Elections in Italy: Who spent the most money on Facebook ads?
With Italy’s general election just days away, the campaign has intensified, with parties holding rallies across the country.
Parties and candidates have also invested heavily in online advertisements, in addition to posters and street billboards.
A number of party leaders and candidates, including Silvio Berlusconi of Go Italy (Forza Italia), notably created Tik Tok accounts in the run-up to the election to attract young voters.
In Italy, the largest online audience is on Facebook, with around 38 million users, according to Statista.
Using Facebook’s own ad libraryEuronews investigated which parties and candidates spent the most money on Facebook Ads over the past 30 days, from August 22 to September 20.
The Brothers of Italy (Fratelli d’Italia) – led by Giorgia Meloni and currently leading in the polls – are the biggest spenders. The right-wing party spent €119,311 on 73 political ads on its official Facebook page, more than €43,000 more than any other party or organization.
After initially spending less than their political rivals, they have increased their spending online targeting voters in central and southern Italy.
Meloni, in particular, is one of the most followed Italian party leaders on Facebook (with over 2.4 million) and a further €21,411 was spent on Facebook ads on his own official page.
In total, Brothers of Italy has spent over €140.00 on Facebook ads in the last 30 days, more than humanitarian organizations such as Save the Children, Emergency and Unicef Italy.
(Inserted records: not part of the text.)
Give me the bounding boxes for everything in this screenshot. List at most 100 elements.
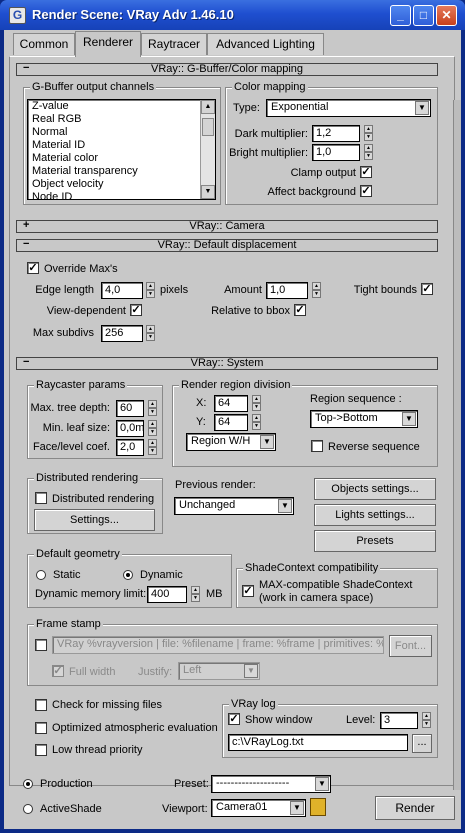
tab-raytracer[interactable]: Raytracer xyxy=(141,33,207,55)
tight-bounds-checkbox[interactable]: ✓ xyxy=(421,283,433,295)
chevron-down-icon[interactable]: ▼ xyxy=(402,412,416,426)
browse-log-button[interactable]: ... xyxy=(412,734,432,753)
max-tree-depth-spinner[interactable]: ▲ ▼ xyxy=(148,400,157,417)
activeshade-label: ActiveShade xyxy=(40,803,102,815)
objects-settings-button[interactable]: Objects settings... xyxy=(314,478,436,500)
clamp-output-checkbox[interactable]: ✓ xyxy=(360,166,372,178)
chevron-down-icon[interactable]: ▼ xyxy=(260,435,274,449)
min-leaf-size-input[interactable]: 0,0m xyxy=(116,420,144,437)
rollout-displacement[interactable]: − VRay:: Default displacement xyxy=(16,239,438,252)
list-item[interactable]: Z-value xyxy=(28,100,215,113)
minimize-button[interactable]: _ xyxy=(390,5,411,26)
face-level-coef-spinner[interactable]: ▲ ▼ xyxy=(148,439,157,456)
low-thread-priority-checkbox[interactable] xyxy=(35,744,47,756)
tab-renderer[interactable]: Renderer xyxy=(75,31,141,57)
render-button[interactable]: Render xyxy=(375,796,455,820)
chevron-down-icon[interactable]: ▼ xyxy=(278,499,292,513)
gbuffer-channel-list[interactable]: Z-value Real RGB Normal Material ID Mate… xyxy=(27,99,216,200)
list-scrollbar[interactable]: ▲ ▼ xyxy=(200,100,215,199)
title-bar[interactable]: G Render Scene: VRay Adv 1.46.10 _ □ ✕ xyxy=(0,0,465,30)
rollout-gbuffer[interactable]: − VRay:: G-Buffer/Color mapping xyxy=(16,63,438,76)
bright-multiplier-input[interactable]: 1,0 xyxy=(312,144,360,161)
panel-scrollbar[interactable] xyxy=(453,100,461,790)
chevron-down-icon[interactable]: ▼ xyxy=(315,777,329,791)
distributed-rendering-checkbox[interactable] xyxy=(35,492,47,504)
scroll-down-icon[interactable]: ▼ xyxy=(201,185,215,199)
rollout-camera[interactable]: + VRay:: Camera xyxy=(16,220,438,233)
bright-multiplier-spinner[interactable]: ▲ ▼ xyxy=(364,144,373,161)
vray-log-title: VRay log xyxy=(229,698,278,710)
scroll-thumb[interactable] xyxy=(202,118,214,136)
lights-settings-button[interactable]: Lights settings... xyxy=(314,504,436,526)
viewport-dropdown[interactable]: Camera01 ▼ xyxy=(211,799,306,817)
list-item[interactable]: Material color xyxy=(28,152,215,165)
font-button[interactable]: Font... xyxy=(389,635,432,657)
distributed-settings-button[interactable]: Settings... xyxy=(34,509,155,531)
list-item[interactable]: Real RGB xyxy=(28,113,215,126)
list-item[interactable]: Material transparency xyxy=(28,165,215,178)
override-max-label: Override Max's xyxy=(44,263,118,275)
log-level-spinner[interactable]: ▲ ▼ xyxy=(422,712,431,729)
show-window-checkbox[interactable]: ✓ xyxy=(228,713,240,725)
region-x-spinner[interactable]: ▲ ▼ xyxy=(252,395,261,412)
region-y-spinner[interactable]: ▲ ▼ xyxy=(252,414,261,431)
close-button[interactable]: ✕ xyxy=(436,5,457,26)
memory-limit-input[interactable]: 400 xyxy=(147,586,187,603)
log-path-input[interactable]: c:\VRayLog.txt xyxy=(228,734,408,751)
frame-stamp-text-input[interactable]: VRay %vrayversion | file: %filename | fr… xyxy=(52,636,384,654)
presets-button[interactable]: Presets xyxy=(314,530,436,552)
affect-background-checkbox[interactable]: ✓ xyxy=(360,185,372,197)
rollout-system[interactable]: − VRay:: System xyxy=(16,357,438,370)
static-radio[interactable] xyxy=(36,570,46,580)
expand-icon: + xyxy=(23,219,30,231)
region-sequence-dropdown[interactable]: Top->Bottom ▼ xyxy=(310,410,418,428)
preset-label: Preset: xyxy=(174,778,209,790)
dynamic-radio[interactable] xyxy=(123,570,133,580)
list-item[interactable]: Material ID xyxy=(28,139,215,152)
edge-length-spinner[interactable]: ▲ ▼ xyxy=(146,282,155,299)
max-subdivs-spinner[interactable]: ▲ ▼ xyxy=(146,325,155,342)
check-missing-files-checkbox[interactable] xyxy=(35,699,47,711)
log-level-input[interactable]: 3 xyxy=(380,712,418,729)
chevron-down-icon[interactable]: ▼ xyxy=(244,664,258,678)
list-item[interactable]: Object velocity xyxy=(28,178,215,191)
reverse-sequence-checkbox[interactable] xyxy=(311,440,323,452)
optimized-atmospheric-checkbox[interactable] xyxy=(35,722,47,734)
max-subdivs-input[interactable]: 256 xyxy=(101,325,143,342)
previous-render-dropdown[interactable]: Unchanged ▼ xyxy=(174,497,294,515)
chevron-down-icon[interactable]: ▼ xyxy=(290,801,304,815)
frame-stamp-checkbox[interactable] xyxy=(35,639,47,651)
edge-length-input[interactable]: 4,0 xyxy=(101,282,143,299)
tab-common[interactable]: Common xyxy=(13,33,75,55)
region-x-input[interactable]: 64 xyxy=(214,395,248,412)
maximize-button[interactable]: □ xyxy=(413,5,434,26)
type-dropdown[interactable]: Exponential ▼ xyxy=(266,99,431,117)
region-mode-dropdown[interactable]: Region W/H ▼ xyxy=(186,433,276,451)
dark-multiplier-spinner[interactable]: ▲ ▼ xyxy=(364,125,373,142)
list-item[interactable]: Normal xyxy=(28,126,215,139)
override-max-checkbox[interactable]: ✓ xyxy=(27,262,39,274)
justify-dropdown[interactable]: Left ▼ xyxy=(178,662,260,680)
full-width-checkbox[interactable]: ✓ xyxy=(52,665,64,677)
preset-dropdown[interactable]: -------------------- ▼ xyxy=(211,775,331,793)
max-tree-depth-input[interactable]: 60 xyxy=(116,400,144,417)
dark-multiplier-input[interactable]: 1,2 xyxy=(312,125,360,142)
view-dependent-checkbox[interactable]: ✓ xyxy=(130,304,142,316)
lock-icon[interactable] xyxy=(310,798,326,816)
region-y-input[interactable]: 64 xyxy=(214,414,248,431)
amount-spinner[interactable]: ▲ ▼ xyxy=(312,282,321,299)
min-leaf-size-spinner[interactable]: ▲ ▼ xyxy=(148,420,157,437)
scroll-up-icon[interactable]: ▲ xyxy=(201,100,215,114)
list-item[interactable]: Node ID xyxy=(28,191,215,199)
chevron-down-icon[interactable]: ▼ xyxy=(415,101,429,115)
activeshade-radio[interactable] xyxy=(23,804,33,814)
face-level-coef-input[interactable]: 2,0 xyxy=(116,439,144,456)
tab-advanced-lighting[interactable]: Advanced Lighting xyxy=(207,33,324,55)
relative-bbox-checkbox[interactable]: ✓ xyxy=(294,304,306,316)
amount-input[interactable]: 1,0 xyxy=(266,282,308,299)
shadecontext-checkbox[interactable]: ✓ xyxy=(242,585,254,597)
region-mode-value: Region W/H xyxy=(191,435,251,447)
max-subdivs-label: Max subdivs xyxy=(32,327,94,339)
production-radio[interactable] xyxy=(23,779,33,789)
memory-limit-spinner[interactable]: ▲ ▼ xyxy=(191,586,200,603)
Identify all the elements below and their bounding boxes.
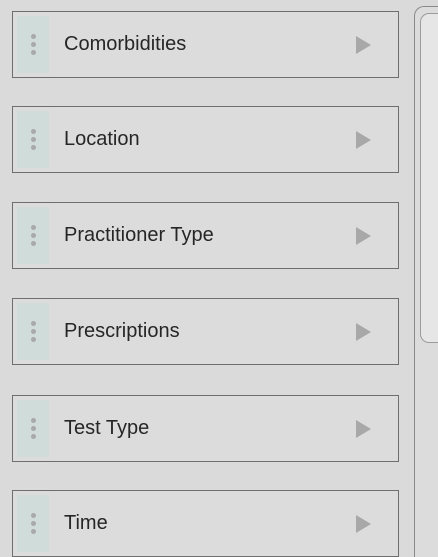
filter-panel: Comorbidities Location Practitioner Type… (0, 0, 438, 557)
filter-item-comorbidities[interactable]: Comorbidities (12, 11, 399, 78)
chevron-right-icon[interactable] (356, 130, 371, 149)
filter-item-test-type[interactable]: Test Type (12, 395, 399, 462)
drag-handle-icon[interactable] (17, 495, 49, 552)
filter-item-label: Comorbidities (64, 33, 187, 55)
chevron-right-icon[interactable] (356, 514, 371, 533)
filter-item-label: Time (64, 512, 108, 534)
drag-handle-icon[interactable] (17, 303, 49, 360)
filter-item-prescriptions[interactable]: Prescriptions (12, 298, 399, 365)
drag-handle-icon[interactable] (17, 111, 49, 168)
filter-item-label: Test Type (64, 417, 150, 439)
filter-item-time[interactable]: Time (12, 490, 399, 557)
chevron-right-icon[interactable] (356, 419, 371, 438)
drag-handle-icon[interactable] (17, 207, 49, 264)
drag-handle-icon[interactable] (17, 16, 49, 73)
filter-item-label: Location (64, 128, 140, 150)
chevron-right-icon[interactable] (356, 226, 371, 245)
scrollbar-thumb[interactable] (420, 13, 438, 343)
chevron-right-icon[interactable] (356, 35, 371, 54)
chevron-right-icon[interactable] (356, 322, 371, 341)
drag-handle-icon[interactable] (17, 400, 49, 457)
filter-item-label: Prescriptions (64, 320, 180, 342)
filter-item-location[interactable]: Location (12, 106, 399, 173)
filter-item-practitioner-type[interactable]: Practitioner Type (12, 202, 399, 269)
filter-item-label: Practitioner Type (64, 224, 214, 246)
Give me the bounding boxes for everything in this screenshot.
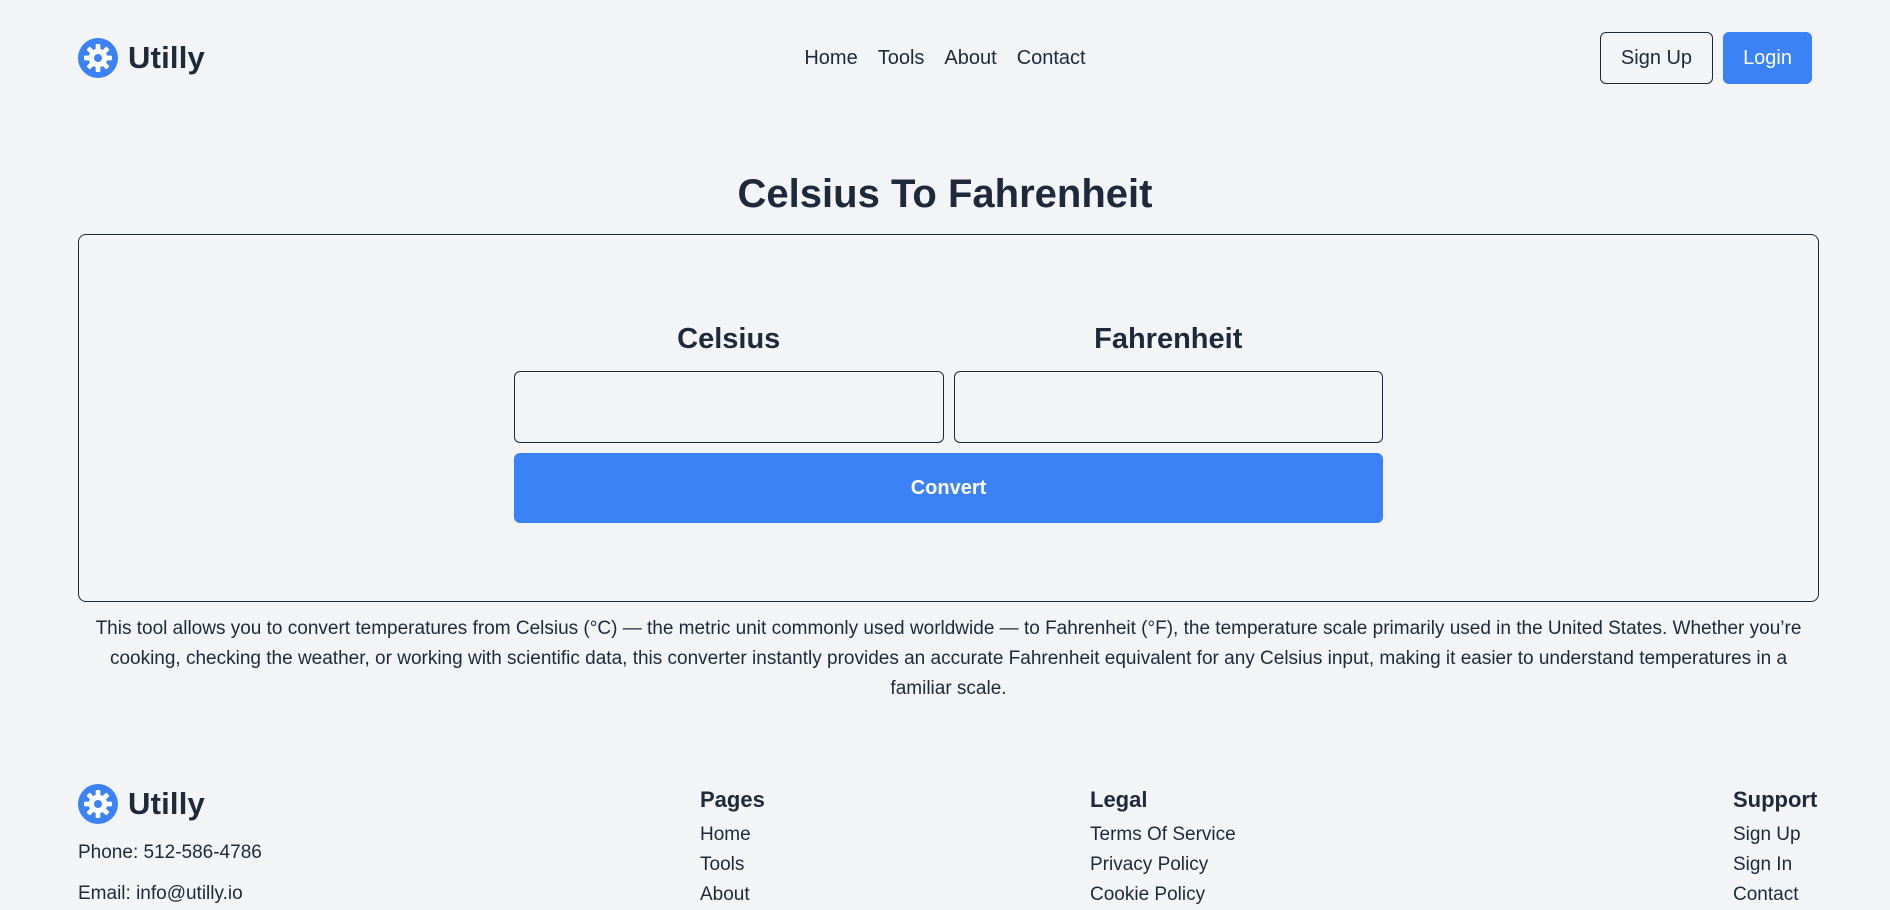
footer-email: Email: info@utilly.io xyxy=(78,883,243,904)
nav-link-tools[interactable]: Tools xyxy=(878,47,925,70)
nav-link-home[interactable]: Home xyxy=(804,47,857,70)
footer-phone: Phone: 512-586-4786 xyxy=(78,842,262,863)
site-header: Utilly Home Tools About Contact Sign Up … xyxy=(78,32,1812,84)
tool-description: This tool allows you to convert temperat… xyxy=(95,618,1802,699)
fahrenheit-label: Fahrenheit xyxy=(1094,323,1243,355)
main-nav: Home Tools About Contact xyxy=(78,32,1812,84)
footer-pages-column: Pages Home Tools About xyxy=(700,786,765,910)
footer-link-contact[interactable]: Contact xyxy=(1733,884,1798,905)
footer-link-sign-in[interactable]: Sign In xyxy=(1733,854,1792,875)
footer-brand-name: Utilly xyxy=(128,786,205,821)
fahrenheit-input[interactable] xyxy=(953,371,1383,443)
footer-link-sign-up[interactable]: Sign Up xyxy=(1733,824,1801,845)
footer-support-heading: Support xyxy=(1733,787,1818,812)
footer-legal-column: Legal Terms Of Service Privacy Policy Co… xyxy=(1090,786,1236,910)
footer-link-home[interactable]: Home xyxy=(700,824,751,845)
footer-link-cookie[interactable]: Cookie Policy xyxy=(1090,884,1205,905)
footer-pages-heading: Pages xyxy=(700,787,765,812)
footer-legal-heading: Legal xyxy=(1090,787,1148,812)
convert-button[interactable]: Convert xyxy=(514,453,1383,523)
footer-link-privacy[interactable]: Privacy Policy xyxy=(1090,854,1208,875)
footer-support-column: Support Sign Up Sign In Contact xyxy=(1733,786,1817,910)
sign-up-button[interactable]: Sign Up xyxy=(1599,32,1714,84)
gear-icon xyxy=(78,784,118,824)
footer-link-terms[interactable]: Terms Of Service xyxy=(1090,824,1236,845)
nav-link-about[interactable]: About xyxy=(944,47,996,70)
footer-link-about[interactable]: About xyxy=(700,884,750,905)
converter-card: Celsius Fahrenheit Convert xyxy=(78,234,1819,602)
nav-link-contact[interactable]: Contact xyxy=(1017,47,1086,70)
page-title: Celsius To Fahrenheit xyxy=(737,172,1153,216)
footer-link-tools[interactable]: Tools xyxy=(700,854,744,875)
auth-buttons: Sign Up Login xyxy=(1599,32,1812,84)
converter-form: Celsius Fahrenheit Convert xyxy=(514,321,1383,523)
login-button[interactable]: Login xyxy=(1723,32,1812,84)
footer-brand-link[interactable]: Utilly xyxy=(78,784,205,824)
celsius-input[interactable] xyxy=(514,371,944,443)
celsius-label: Celsius xyxy=(677,323,781,355)
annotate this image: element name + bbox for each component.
The regions where all parties spent the most money on Facebook ads were Lombardy (€263,004), Sicily (€259,358) and Campania (€231,581).
Lombardy is the richest and by far the most populated region in Italy. Sicily and Campania, historically known for voting for right-wing parties, were overwhelmingly won by the Five Star Movement (M5S) in the last Italian elections in 2018.
Other members of the center-right coalition in Italy have also spent heavily on Facebook ads.
While the official League page only invested €6,000, the official page and its leader Matteo Salvini spent €62,655 on advertising alone. Salvini is Italy’s most followed politician on Facebook and regularly spends money on online advertisements.
Severino Nappi, regional councilor for Salvini’s party in Campania, has also spent €25,987 since August 22.
Similarly, Forza Italia spent five times more money on advertisements for its leader Berlusconi than on advertising on the party’s official page.
Meanwhile, Coraggio Italia – member of the Us Moderates group – has spent €59,305 on ads in the last 30 days
In total, the centre-right coalition spent more than €292,000 on Facebook ads on the official pages of their parties or party leaders.
On the other hand, the centre-left coalition invested around half as much over the same period (less than €149,000).
The More Europe (+E) party was the centre-left coalition’s biggest spender with €57,234, while the Democratic Party (PD) invested a total of just €46,540 and no money at all on the Facebook page of its chef Enrico Letta.
Among the leaders of the major Italian parties, Letta has the fewest Facebook followers.
However, an unofficial Facebook page for PD supporters spent an additional €27,603 on 8 Facebook ads in the past 30 days, while a PD candidate, Antonio Misiani, spent an additional €13,006 on online advertising on Facebook.
Luigi di Maio’s center-right Civic Movement (IC) and Giuseppe Conte’s populist M5S spent far more money advertising on their leader’s Facebook pages than on their own.
In fact, the Five Star Movement official page has not invested in ads for the past 90 days.
Meanwhile, Italexit leader — Gianluigi Paragone — whose party has no official Facebook page, has spent €7,364 on ads over the past 30 days.
The Italian Data Protection Agency recently asked Facebook to clarify its information campaign that targets potential Italian voters.
Meta says the initiative aims to counter interference and remove content that discourages voting, working with independent fact-checking organizations.
The social network will have to provide “detailed information” about its data processing methods to ensure the initiative only affects users aged 18 and over, the watchdog said.
A spokesperson for Meta said the company’s Italian election tools have been “expressly designed to respect user privacy” and comply with strict EU data protection rules (GDPR).
“We are cooperating with the Italian Data Protection Authority to explain how we are working to help protect the integrity of the Italian election and to connect people with reliable election information from the Ministry of Interior,” added the spokesperson.